Abby L. Harvey
GHG Monitor
6/5/2015
With Mitsubishi Heavy Industries having scaled up its carbon capture technology to commercial scale for NRG Energy’s Petra Nova WA Parish project outside of Houston, Texas, the project manager for the Petra Nova effort said this week that if the project is a success, it may serve to quiet arguments that carbon capture and storage is not commercially viable. “EPA wants to regulate, and the utilities are coming back saying it’s not commercial,” project manager Dale Wilterdink said this week at an event hosted by the United States Energy Association. “It’s one reason for the WA project that the [Department of Energy] has added some funding to the project because they very much want to keep a hand in and be very much aware of what’s going on. As part of that funding they’re getting a lot of data information from our project and I think that that’s being fed back to the EPA and is trying to provide the data to say [it’s commercial].”

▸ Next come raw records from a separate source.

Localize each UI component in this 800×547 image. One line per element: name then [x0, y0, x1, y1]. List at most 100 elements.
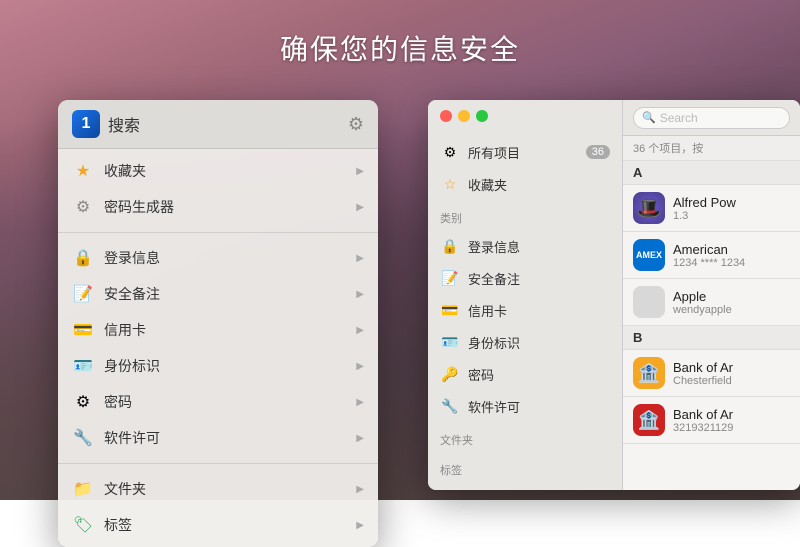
menu-item-folders[interactable]: 📁 文件夹 ▶	[58, 471, 378, 507]
sidebar-section-categories: 类别	[428, 200, 622, 230]
id-icon: 🪪	[440, 332, 460, 352]
sidebar-item-identity[interactable]: 🪪 身份标识	[428, 326, 622, 358]
gear-icon[interactable]: ⚙	[348, 114, 364, 135]
menu-item-software[interactable]: 🔧 软件许可 ▶	[58, 420, 378, 456]
sidebar-label: 收藏夹	[468, 175, 610, 194]
item-title: Bank of Ar	[673, 360, 790, 375]
menu-item-label: 信用卡	[104, 320, 356, 340]
item-count-badge: 36	[586, 145, 610, 159]
menu-header: 1 搜索 ⚙	[58, 100, 378, 149]
note-icon: 📝	[72, 283, 94, 305]
item-info: Apple wendyapple	[673, 289, 790, 316]
chevron-right-icon: ▶	[356, 202, 364, 213]
sidebar-label: 登录信息	[468, 237, 610, 256]
app-icon-alfred: 🎩	[633, 192, 665, 224]
chevron-right-icon: ▶	[356, 253, 364, 264]
chevron-right-icon: ▶	[356, 397, 364, 408]
list-item[interactable]: AMEX American 1234 **** 1234	[623, 232, 800, 279]
card-icon: 💳	[440, 300, 460, 320]
sidebar-label: 所有项目	[468, 143, 586, 162]
menu-search-label: 搜索	[108, 112, 348, 136]
menu-item-passwords[interactable]: ⚙ 密码 ▶	[58, 384, 378, 420]
item-title: Apple	[673, 289, 790, 304]
gear-small-icon: ⚙	[72, 196, 94, 218]
onepassword-icon: 1	[72, 110, 100, 138]
sidebar-label: 身份标识	[468, 333, 610, 352]
sidebar-item-cards[interactable]: 💳 信用卡	[428, 294, 622, 326]
app-icon-bank-yellow: 🏦	[633, 357, 665, 389]
sidebar-label: 软件许可	[468, 397, 610, 416]
menu-item-credit-cards[interactable]: 💳 信用卡 ▶	[58, 312, 378, 348]
menu-item-notes[interactable]: 📝 安全备注 ▶	[58, 276, 378, 312]
app-sidebar: ⚙ 所有项目 36 ☆ 收藏夹 类别 🔒 登录信息 📝 安全备注 💳 信用卡 🪪…	[428, 100, 623, 490]
maximize-button[interactable]	[476, 110, 488, 122]
item-subtitle: Chesterfield	[673, 375, 790, 387]
key-icon: 🔑	[440, 364, 460, 384]
item-subtitle: 3219321129	[673, 422, 790, 434]
menu-item-logins[interactable]: 🔒 登录信息 ▶	[58, 240, 378, 276]
sidebar-label: 信用卡	[468, 301, 610, 320]
menu-divider	[58, 232, 378, 233]
chevron-right-icon: ▶	[356, 325, 364, 336]
menu-item-identity[interactable]: 🪪 身份标识 ▶	[58, 348, 378, 384]
app-icon-apple	[633, 286, 665, 318]
menu-item-label: 安全备注	[104, 284, 356, 304]
item-title: Bank of Ar	[673, 407, 790, 422]
traffic-lights	[440, 110, 488, 122]
sidebar-section-audit: 安全审查	[428, 482, 622, 490]
item-info: American 1234 **** 1234	[673, 242, 790, 269]
items-list: A 🎩 Alfred Pow 1.3 AMEX American 1234 **…	[623, 161, 800, 490]
close-button[interactable]	[440, 110, 452, 122]
sidebar-item-all[interactable]: ⚙ 所有项目 36	[428, 136, 622, 168]
menu-item-password-gen[interactable]: ⚙ 密码生成器 ▶	[58, 189, 378, 225]
sidebar-item-notes[interactable]: 📝 安全备注	[428, 262, 622, 294]
menu-item-tags[interactable]: 🏷 标签 ▶	[58, 507, 378, 543]
sidebar-item-passwords[interactable]: 🔑 密码	[428, 358, 622, 390]
software-icon: 🔧	[72, 427, 94, 449]
chevron-right-icon: ▶	[356, 166, 364, 177]
tag-icon: 🏷	[72, 514, 94, 536]
folder-icon: 📁	[72, 478, 94, 500]
list-item[interactable]: 🏦 Bank of Ar Chesterfield	[623, 350, 800, 397]
item-subtitle: 1234 **** 1234	[673, 257, 790, 269]
menu-item-label: 文件夹	[104, 479, 356, 499]
star-icon: ☆	[440, 174, 460, 194]
sidebar-label: 密码	[468, 365, 610, 384]
sidebar-item-software[interactable]: 🔧 软件许可	[428, 390, 622, 422]
note-icon: 📝	[440, 268, 460, 288]
menu-item-label: 身份标识	[104, 356, 356, 376]
app-icon-bank-red: 🏦	[633, 404, 665, 436]
menu-panel: 1 搜索 ⚙ ★ 收藏夹 ▶ ⚙ 密码生成器 ▶ 🔒 登录信息 ▶ 📝 安全备注…	[58, 100, 378, 547]
item-subtitle: 1.3	[673, 210, 790, 222]
menu-item-label: 标签	[104, 515, 356, 535]
menu-item-label: 登录信息	[104, 248, 356, 268]
sidebar-section-folders: 文件夹	[428, 422, 622, 452]
card-icon: 💳	[72, 319, 94, 341]
sidebar-item-favorites[interactable]: ☆ 收藏夹	[428, 168, 622, 200]
menu-item-favorites[interactable]: ★ 收藏夹 ▶	[58, 153, 378, 189]
software-icon: 🔧	[440, 396, 460, 416]
app-toolbar: 🔍 Search	[623, 100, 800, 136]
item-title: Alfred Pow	[673, 195, 790, 210]
list-item[interactable]: Apple wendyapple	[623, 279, 800, 326]
id-icon: 🪪	[72, 355, 94, 377]
item-info: Bank of Ar 3219321129	[673, 407, 790, 434]
menu-item-label: 软件许可	[104, 428, 356, 448]
item-subtitle: wendyapple	[673, 304, 790, 316]
list-item[interactable]: 🎩 Alfred Pow 1.3	[623, 185, 800, 232]
chevron-right-icon: ▶	[356, 520, 364, 531]
minimize-button[interactable]	[458, 110, 470, 122]
lock-icon: 🔒	[72, 247, 94, 269]
item-info: Bank of Ar Chesterfield	[673, 360, 790, 387]
list-item[interactable]: 🏦 Bank of Ar 3219321129	[623, 397, 800, 444]
sidebar-section-tags: 标签	[428, 452, 622, 482]
section-header-b: B	[623, 326, 800, 350]
search-icon: 🔍	[642, 111, 656, 124]
search-bar[interactable]: 🔍 Search	[633, 107, 790, 129]
page-title: 确保您的信息安全	[0, 28, 800, 68]
chevron-right-icon: ▶	[356, 289, 364, 300]
section-header-a: A	[623, 161, 800, 185]
item-info: Alfred Pow 1.3	[673, 195, 790, 222]
sidebar-item-logins[interactable]: 🔒 登录信息	[428, 230, 622, 262]
password-icon: ⚙	[72, 391, 94, 413]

The Petra Nova project, which broke ground in September 2014, will capture approximately 1.6 million tons of CO2 annually from an approximately 240 megawatt (MW) slipstream of flue gas from W.A. Parish Unit 8. This equates to a 90 percent capture rate. The project stands to be the world’s largest post-combustion carbon capture facility installed on an existing coal plant. The CO2 captured will be transported roughly 80 miles via pipeline to the West Ranch oil field, which NRG has purchased a stake in. There it is expected that the CO2, which will be used for enhanced oil recovery, will enable the procurement of approximately 60 million barrels of oil.
Construction continues at the project with no indication of delays. “We’re scheduled to start probably running flue gas through in October and be commercial in December of next year,” Wilterdink said. “Right now engineering is about 90 percent complete and construction is a little over 15 percent complete on the project so there’s a lot going on out there.”